I booked an early flight this time around. Although I’m not a morning person, I want to get to New York as early as I can. With only two hours of sleep, I’m practically running on nothing but overflowing emotions that allow me to be numb.
“How are you feeling?,” my boyfriend asked as we walk the early morning streets of Vancouver. There was a loud silence — street cars, buses, and the sound of my suitcases’ wheels rolling on a rough and bumpy concrete. I heard him, but I wasn’t sure how to answer.
I don’t know what to feel. I don’t know what I should feel. My body is flooded with emotions and thoughts. Excitement, uncertainty, sadness, fear, optimism and hope — all rolled into one big snowball of feeling that seem to have been stuck in me.
We hop on the train, dragged my swollen bags, and sat down. Despite my effort to avoid directly looking at him, behind his light rimmed glasses, I could see a collection of tear, grouped in the corner of his eyes, heavy and waiting to run down.

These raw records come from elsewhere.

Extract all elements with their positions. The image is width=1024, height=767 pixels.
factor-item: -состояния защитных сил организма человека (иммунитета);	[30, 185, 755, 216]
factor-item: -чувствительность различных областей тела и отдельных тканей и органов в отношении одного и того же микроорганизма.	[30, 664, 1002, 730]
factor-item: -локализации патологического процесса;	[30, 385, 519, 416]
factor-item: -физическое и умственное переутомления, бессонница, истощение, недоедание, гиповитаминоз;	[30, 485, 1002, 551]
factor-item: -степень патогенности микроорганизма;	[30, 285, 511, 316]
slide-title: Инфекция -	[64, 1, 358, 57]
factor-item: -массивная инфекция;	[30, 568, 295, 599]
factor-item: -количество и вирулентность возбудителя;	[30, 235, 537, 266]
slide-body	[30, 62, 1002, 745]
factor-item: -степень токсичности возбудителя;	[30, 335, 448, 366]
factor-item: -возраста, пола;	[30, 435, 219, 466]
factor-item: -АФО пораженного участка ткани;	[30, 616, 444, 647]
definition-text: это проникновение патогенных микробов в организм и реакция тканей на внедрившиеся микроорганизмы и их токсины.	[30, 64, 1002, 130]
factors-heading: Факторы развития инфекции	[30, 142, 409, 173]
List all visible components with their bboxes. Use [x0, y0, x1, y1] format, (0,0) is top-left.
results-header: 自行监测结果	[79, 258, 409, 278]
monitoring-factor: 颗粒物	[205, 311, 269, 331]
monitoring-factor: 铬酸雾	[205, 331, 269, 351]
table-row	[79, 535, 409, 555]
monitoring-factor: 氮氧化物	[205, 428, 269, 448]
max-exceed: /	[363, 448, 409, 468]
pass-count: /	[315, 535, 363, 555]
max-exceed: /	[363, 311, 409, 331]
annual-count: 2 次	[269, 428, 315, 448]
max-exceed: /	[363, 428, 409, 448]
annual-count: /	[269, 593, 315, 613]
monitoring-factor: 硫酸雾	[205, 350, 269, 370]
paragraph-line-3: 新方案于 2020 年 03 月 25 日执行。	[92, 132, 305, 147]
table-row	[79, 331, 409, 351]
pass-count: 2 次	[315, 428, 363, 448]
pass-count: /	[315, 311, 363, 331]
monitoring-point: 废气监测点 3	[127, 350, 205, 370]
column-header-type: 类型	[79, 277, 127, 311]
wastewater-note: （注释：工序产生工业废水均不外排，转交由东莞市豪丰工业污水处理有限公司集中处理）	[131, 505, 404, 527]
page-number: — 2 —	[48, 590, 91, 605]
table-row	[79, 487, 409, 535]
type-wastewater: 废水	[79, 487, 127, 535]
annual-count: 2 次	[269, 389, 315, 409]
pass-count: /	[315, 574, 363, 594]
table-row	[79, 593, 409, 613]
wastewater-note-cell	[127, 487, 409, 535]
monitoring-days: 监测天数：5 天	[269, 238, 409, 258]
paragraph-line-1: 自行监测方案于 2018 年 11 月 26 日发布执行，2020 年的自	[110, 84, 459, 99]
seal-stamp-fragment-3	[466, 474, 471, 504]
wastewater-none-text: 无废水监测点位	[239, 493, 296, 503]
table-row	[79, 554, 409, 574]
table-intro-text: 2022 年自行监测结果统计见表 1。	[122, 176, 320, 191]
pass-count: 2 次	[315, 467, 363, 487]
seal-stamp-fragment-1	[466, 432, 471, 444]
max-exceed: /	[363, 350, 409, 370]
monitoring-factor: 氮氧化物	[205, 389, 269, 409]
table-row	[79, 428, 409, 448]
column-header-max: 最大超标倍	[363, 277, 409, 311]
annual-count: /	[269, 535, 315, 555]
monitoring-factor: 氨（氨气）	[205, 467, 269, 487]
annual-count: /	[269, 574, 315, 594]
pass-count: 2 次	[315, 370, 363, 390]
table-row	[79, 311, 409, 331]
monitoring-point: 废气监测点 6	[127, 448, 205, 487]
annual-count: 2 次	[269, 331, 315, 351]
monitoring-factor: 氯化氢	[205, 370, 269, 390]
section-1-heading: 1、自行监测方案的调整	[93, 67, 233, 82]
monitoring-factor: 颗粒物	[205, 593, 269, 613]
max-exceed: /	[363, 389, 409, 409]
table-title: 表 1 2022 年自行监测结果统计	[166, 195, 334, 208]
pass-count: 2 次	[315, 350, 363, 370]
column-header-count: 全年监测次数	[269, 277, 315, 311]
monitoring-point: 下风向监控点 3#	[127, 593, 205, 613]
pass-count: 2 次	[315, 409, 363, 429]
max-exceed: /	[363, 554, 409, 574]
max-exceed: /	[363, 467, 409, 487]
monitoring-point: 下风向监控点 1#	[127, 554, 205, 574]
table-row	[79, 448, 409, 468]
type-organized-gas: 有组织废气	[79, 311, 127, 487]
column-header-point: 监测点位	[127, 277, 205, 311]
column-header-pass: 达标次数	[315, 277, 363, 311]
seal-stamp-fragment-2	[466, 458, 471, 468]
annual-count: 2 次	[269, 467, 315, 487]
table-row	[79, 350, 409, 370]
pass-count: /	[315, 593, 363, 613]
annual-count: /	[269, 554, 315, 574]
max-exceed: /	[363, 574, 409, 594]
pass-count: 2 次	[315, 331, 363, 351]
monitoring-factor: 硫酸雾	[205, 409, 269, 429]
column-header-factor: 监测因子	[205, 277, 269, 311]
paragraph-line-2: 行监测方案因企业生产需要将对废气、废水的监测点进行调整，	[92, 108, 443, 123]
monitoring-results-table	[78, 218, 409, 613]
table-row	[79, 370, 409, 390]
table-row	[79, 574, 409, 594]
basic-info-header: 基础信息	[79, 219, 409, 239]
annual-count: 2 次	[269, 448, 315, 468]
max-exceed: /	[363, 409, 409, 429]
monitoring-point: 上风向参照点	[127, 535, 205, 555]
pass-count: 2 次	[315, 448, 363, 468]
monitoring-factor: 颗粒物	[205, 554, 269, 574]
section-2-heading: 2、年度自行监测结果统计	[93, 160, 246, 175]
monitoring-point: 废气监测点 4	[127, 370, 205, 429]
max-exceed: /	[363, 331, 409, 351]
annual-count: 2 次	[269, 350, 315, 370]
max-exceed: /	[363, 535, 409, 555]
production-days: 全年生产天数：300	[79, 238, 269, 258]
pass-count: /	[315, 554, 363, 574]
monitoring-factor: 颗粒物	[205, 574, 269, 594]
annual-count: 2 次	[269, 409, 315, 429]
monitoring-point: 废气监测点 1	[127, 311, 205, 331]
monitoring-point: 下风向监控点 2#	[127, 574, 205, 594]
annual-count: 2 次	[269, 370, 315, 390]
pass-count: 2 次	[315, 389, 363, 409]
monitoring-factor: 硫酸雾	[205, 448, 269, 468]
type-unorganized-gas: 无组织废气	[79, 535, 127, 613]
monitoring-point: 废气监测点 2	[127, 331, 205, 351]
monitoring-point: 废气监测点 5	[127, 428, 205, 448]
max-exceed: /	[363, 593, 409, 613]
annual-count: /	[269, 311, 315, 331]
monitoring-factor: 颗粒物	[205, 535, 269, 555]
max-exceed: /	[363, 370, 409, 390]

I checked in. Passed through security where he and I unceremoniously parted ways. It was abrupt. It was like pealing a band aid off, so fast you won’t even feel it. It went smoother than I had imagined it would go. No messy tears, no smudge mascaras and no dramatic score playing in the background. But one thing I can assure. It wasn’t easy — nor was it painless.
I kept myself occupied between napping and watching snow frosts trapped in between the window. Behind it, the sun kissing the left wing of the plane — every now and then the clouds would hug the metal wing, slowly vanishing in the bed of fog — only to reappear again. It was a serene distraction.